How to Prevent UV Exposure While Outdoors

Hikers and campers must take care to protect themselves from the damaging rays of the sun, no matter what the season is. By taking some simple steps, backcountry travelers can enjoy their time in the outdoors while preventing sunburn from ultraviolet radiation. Over time, UV radiation can damage the DNA in the skin, causing both melanoma and non-melanoma skin cancer.

Sunscreen For Hiking

Applying sunscreen is a simple way to protect the skin. Use a brand with at least an SPF 15, and apply it regularly throughout the day. Even though some brands advertise as being waterproof, such as sport sunscreen, it can still wear off after a long day of hiking and sweating.

Some places to apply sunscreen to the body include:

  • The face, including the nose and cheeks.
  • Tops of the ears.
  • Back of the neck.
  • The arms, including the tops of the hands.
  • The legs, especially the back of the calves.

Wear a Sunhat

A hat with a brim such as a baseball cap can protect the face from direct sun exposure. Wearing a hat with a 360-degree brim, will also shield the back of the neck. A boonie hat or straw hat will work well.
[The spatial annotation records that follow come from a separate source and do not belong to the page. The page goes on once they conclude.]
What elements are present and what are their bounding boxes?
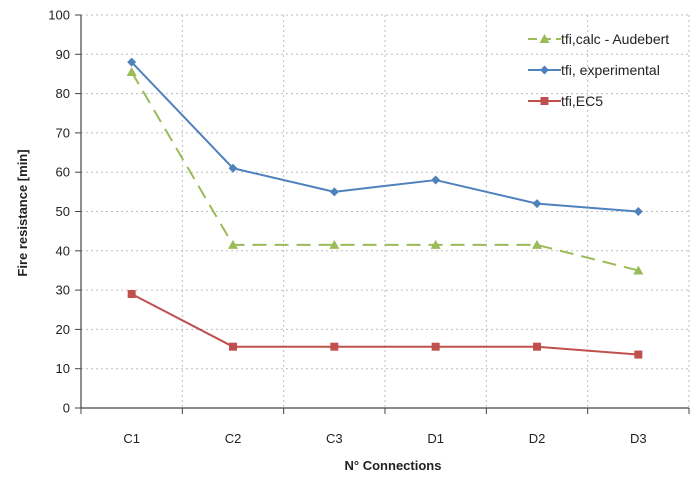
series-group [126, 57, 644, 359]
series-line [131, 293, 639, 356]
data-point [430, 239, 441, 249]
x-axis-title: N° Connections [345, 458, 442, 473]
x-tick-label: D3 [630, 431, 647, 446]
data-point [127, 57, 137, 67]
y-tick-label: 10 [56, 361, 70, 376]
legend-label: tfi,EC5 [561, 93, 603, 109]
axes: 0 10 20 30 40 50 60 70 80 90 100 C1 C2 C3 D1 D2 D3 [48, 8, 690, 446]
data-point [532, 199, 542, 209]
data-point [229, 342, 237, 351]
y-tick-label: 70 [56, 125, 70, 140]
series-1 [126, 66, 644, 275]
data-point [329, 239, 340, 249]
series-line [130, 61, 639, 213]
data-point [634, 350, 643, 359]
legend: tfi,calc - Audebert tfi, experimental tfi,… [528, 31, 669, 109]
data-point [228, 239, 238, 249]
data-point [533, 342, 541, 351]
data-point [431, 342, 440, 351]
y-tick-label: 60 [56, 165, 70, 180]
y-tick-label: 40 [56, 243, 70, 258]
legend-item-3: tfi,EC5 [528, 93, 603, 109]
data-point [330, 342, 339, 351]
legend-marker [539, 34, 550, 43]
x-tick-label: D1 [427, 431, 444, 446]
x-tick-label: C1 [123, 431, 140, 446]
x-tick-label: C3 [326, 431, 343, 446]
legend-label: tfi,calc - Audebert [561, 31, 669, 47]
data-point [431, 175, 441, 185]
data-point [127, 290, 136, 299]
y-tick-label: 100 [48, 8, 70, 23]
y-tick-label: 20 [56, 322, 70, 337]
y-tick-label: 90 [56, 47, 70, 62]
legend-item-1: tfi,calc - Audebert [528, 31, 669, 47]
data-point [633, 207, 643, 216]
data-point [532, 239, 542, 249]
legend-marker [540, 65, 549, 75]
data-point [329, 187, 339, 197]
y-tick-label: 50 [56, 204, 70, 219]
data-point [126, 66, 137, 76]
data-point [633, 265, 644, 275]
y-axis-title: Fire resistance [min] [15, 149, 30, 276]
series-line [130, 71, 639, 272]
x-tick-label: D2 [529, 431, 546, 446]
legend-item-2: tfi, experimental [528, 62, 660, 78]
y-tick-label: 30 [56, 283, 70, 298]
series-3 [127, 290, 643, 359]
series-2 [127, 57, 643, 216]
legend-label: tfi, experimental [561, 62, 660, 78]
data-point [228, 163, 238, 173]
grid [81, 14, 690, 408]
legend-marker [540, 97, 549, 105]
x-tick-label: C2 [225, 431, 242, 446]
y-tick-label: 0 [63, 401, 70, 416]
y-tick-label: 80 [56, 86, 70, 101]
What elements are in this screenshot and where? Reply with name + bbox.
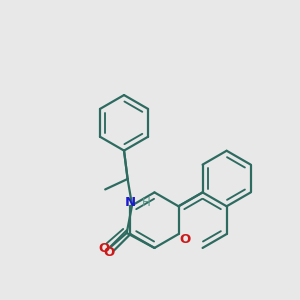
Text: N: N: [125, 196, 136, 209]
Text: H: H: [142, 196, 151, 209]
Text: O: O: [103, 246, 114, 260]
Text: O: O: [98, 242, 109, 255]
Text: O: O: [179, 233, 191, 246]
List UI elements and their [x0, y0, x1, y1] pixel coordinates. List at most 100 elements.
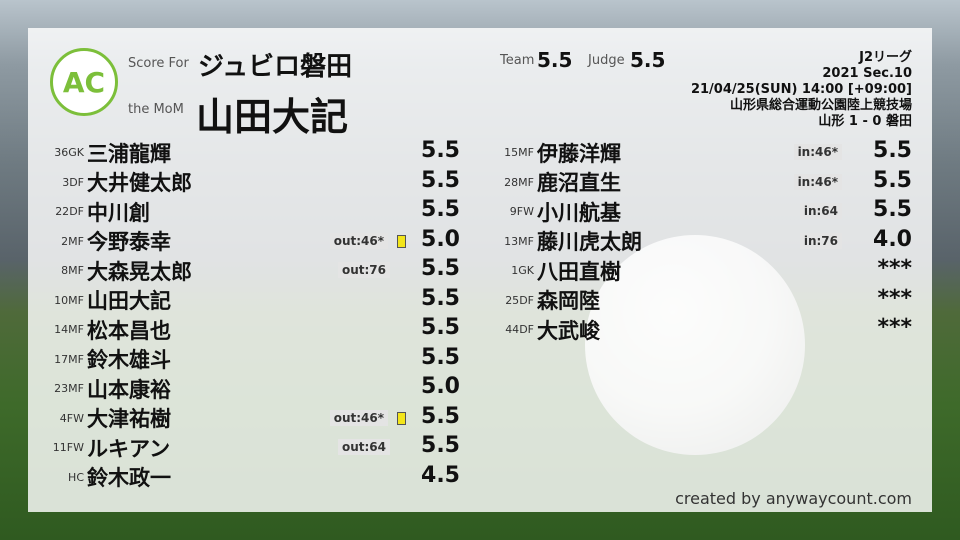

Many different kinds of hats are available from retailers, and can be purchased at little cost.

UV-Protection Clothing

Covering the arms and legs with a long sleeve shirt and pants also protects the body from the direct effects of the sun. During the summer, lightweight nylon trekking pants and a shirt works well, and are designed to ventilate moisture from the body. REI sells clothing that has been designed to protect from sun exposure with an SPF built into the fabric, such as the Nike UV t-shirt.

Preventing Winter Sun Exposure

During the winter months, the sun’s rays can reflect from the snow back onto exposed skin. Those who enjoy snow camping and winter sports can apply zinc oxide cream to the nose and cheeks. The white cream reflects sunlight off of the skin. Use a lip balm with an SPF to sooth cracked lips and moisturize.


The eyes can be particularly sensitive to sunlight, especially during winter, when the rays reflected from snow can cause snow blindness. When shopping for sunglasses, look for a pair that have polarized lenses, which blocks 100% of UVA/UVB radiation. When wearing eyewear don’t forget to apply sunscreen to the cheeks and nose, as light reflected from the lenses will shine on the skin.

On the Trail

While hiking on the trail, there are some tricks travelers can use to reduce sun exposure. When taking a rest break, stop in the shade where it is cooler. Hike in the morning or late afternoon, when the sun is lower in the sky, instead of midday, when it is highest and most bright. Drink water to prevent dehydration.